Rocky Mountain’s original request was for a $32.7 million increase to its annual revenue requirement. The utility claims that its costs have increased by about $278 million above that now included in customer rates.


More than half the $32.7 million requested increase ($17 million) is for what the utility claims is an increase in power supply costs due to the expiration of long-term wholesale power contracts and increased coal and wind integration costs. The company also claims a decline in revenue from its sales of surplus energy into the wholesale market.  


About 31 percent of the requested increase is due to capital additions including investment in transmission, pollution control equipment and hydro generation plants.

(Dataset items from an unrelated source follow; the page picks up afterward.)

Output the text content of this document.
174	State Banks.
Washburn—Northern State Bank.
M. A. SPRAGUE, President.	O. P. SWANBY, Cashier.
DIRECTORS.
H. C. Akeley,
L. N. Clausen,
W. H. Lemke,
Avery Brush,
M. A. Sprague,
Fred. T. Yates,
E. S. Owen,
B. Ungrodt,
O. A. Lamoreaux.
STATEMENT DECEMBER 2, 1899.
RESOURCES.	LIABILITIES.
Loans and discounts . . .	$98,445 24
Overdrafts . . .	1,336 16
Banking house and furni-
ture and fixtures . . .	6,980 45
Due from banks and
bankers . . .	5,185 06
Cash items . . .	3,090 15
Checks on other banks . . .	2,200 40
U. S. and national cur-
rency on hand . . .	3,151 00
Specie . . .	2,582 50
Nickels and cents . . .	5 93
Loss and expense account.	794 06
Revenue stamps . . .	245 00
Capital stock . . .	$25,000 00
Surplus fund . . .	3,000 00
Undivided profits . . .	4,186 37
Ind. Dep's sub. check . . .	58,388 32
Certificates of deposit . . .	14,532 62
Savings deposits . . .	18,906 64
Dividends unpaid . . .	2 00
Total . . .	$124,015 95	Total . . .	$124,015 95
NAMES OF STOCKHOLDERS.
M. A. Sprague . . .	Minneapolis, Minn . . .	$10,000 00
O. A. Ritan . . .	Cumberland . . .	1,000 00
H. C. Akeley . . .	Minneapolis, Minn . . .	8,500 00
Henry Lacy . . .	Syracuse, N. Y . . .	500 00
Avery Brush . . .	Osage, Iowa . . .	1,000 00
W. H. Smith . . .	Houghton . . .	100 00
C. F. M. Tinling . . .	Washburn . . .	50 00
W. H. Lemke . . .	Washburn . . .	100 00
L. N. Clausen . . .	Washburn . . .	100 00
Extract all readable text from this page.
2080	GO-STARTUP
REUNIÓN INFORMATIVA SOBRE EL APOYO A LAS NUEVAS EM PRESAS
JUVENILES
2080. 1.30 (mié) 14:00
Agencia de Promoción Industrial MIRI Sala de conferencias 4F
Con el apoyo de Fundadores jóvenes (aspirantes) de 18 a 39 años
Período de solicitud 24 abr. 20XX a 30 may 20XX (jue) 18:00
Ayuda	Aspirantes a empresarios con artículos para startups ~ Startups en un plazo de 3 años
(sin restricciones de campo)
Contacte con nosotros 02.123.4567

Proposed increases for customer classes vary according to the cost the company incurs to serve each customer class. The company’s proposed increase for residential customers is 7.2 percent. For residential customers who are on optional Time of Day Rates, the proposed increase is 15.9 percent. Proposed increase for other customer classes is as follows: commercial, 11.8 percent; industrial, 11.2 percent and irrigation, 19.9 percent. The proposed increases for Rocky Mountain’s large contract customers are 18.7 percent for Monsanto and 19.9 percent for Nu-West.


Customers can track the case on the commission’s Web site where the company’s application, including testimony from 14 company officials and customer comments, is posted. The Web site is Click on the electric icon, then on “Open Electric Cases,” and scroll down to Case No. PAC-E-11-12.  


Copies of the application are also available at company offices in Rexburg, Preston, Shelley and Montpelier.